Today, we read of ambulances falling apart, held together by nothing more than bandages, while in February, we learnt of approximately 10 ambulances queuing up for repair at a Kimberley workshop.
Both incidents indicate that there are serious problems with our ambulance services.
The EMS unit in the Northern Cape is further troubled by:
– Lack of proper training within the EMS unit;
– Lack of staff; and
– Inherent poor management by the provincial health department.
These contributing factors are propelling the crisis of the provincial EMS unit into a full-blown fiasco threatening the lives of anyone who requires emergency assistance.
It’s high time that the health department prioritizes its emergency services – people’s lives depend on it.
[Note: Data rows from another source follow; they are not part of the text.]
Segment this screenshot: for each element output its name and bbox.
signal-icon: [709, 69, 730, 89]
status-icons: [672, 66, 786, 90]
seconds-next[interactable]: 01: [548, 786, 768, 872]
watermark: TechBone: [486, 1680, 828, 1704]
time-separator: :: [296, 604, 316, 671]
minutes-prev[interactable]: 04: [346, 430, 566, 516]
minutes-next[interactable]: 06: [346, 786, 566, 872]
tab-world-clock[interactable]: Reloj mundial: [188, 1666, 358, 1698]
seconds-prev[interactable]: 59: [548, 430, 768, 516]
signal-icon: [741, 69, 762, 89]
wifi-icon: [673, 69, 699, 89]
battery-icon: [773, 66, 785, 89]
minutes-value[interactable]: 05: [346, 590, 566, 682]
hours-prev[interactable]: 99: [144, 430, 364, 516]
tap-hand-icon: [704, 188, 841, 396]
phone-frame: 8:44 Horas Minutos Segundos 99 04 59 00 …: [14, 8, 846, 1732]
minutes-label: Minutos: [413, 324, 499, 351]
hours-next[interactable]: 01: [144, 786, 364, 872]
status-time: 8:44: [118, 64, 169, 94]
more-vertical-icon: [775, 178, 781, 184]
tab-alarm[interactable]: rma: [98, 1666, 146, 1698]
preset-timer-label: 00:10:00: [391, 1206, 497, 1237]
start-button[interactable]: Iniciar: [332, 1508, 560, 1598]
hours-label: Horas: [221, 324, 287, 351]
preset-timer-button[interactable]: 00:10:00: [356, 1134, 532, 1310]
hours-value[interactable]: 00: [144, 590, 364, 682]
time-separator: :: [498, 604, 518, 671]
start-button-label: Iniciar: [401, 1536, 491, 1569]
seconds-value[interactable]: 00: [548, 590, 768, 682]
According to the department’s latest annual report, a shortage of ambulances remains a challenge and a concern for the department. The report further indicates that, while it is the department’s target to have 1,3 rostered ambulances per 10 000 people in operation, the department currently only has 0,4 rostered ambulances per 10 000 people in operation. In other words, the department is not even making a third of its target.
At the same time, single crew ambulances remain the norm in the Northern Cape.
In the absence of a proper explanation on how funds are being spent on the EMS unit, the DA will request an investigation by the Public Protector, Thuli Madonsela, to investigate this life-threatening situation in the Department of Health which is being left unresolved.
A DA government would support the development of health and emergency services to bring emergency care up to international standards.
Proper management of the budget, emergency vehicles, medical equipment and EMS personnel is essential to enable these important services to save people’s lives.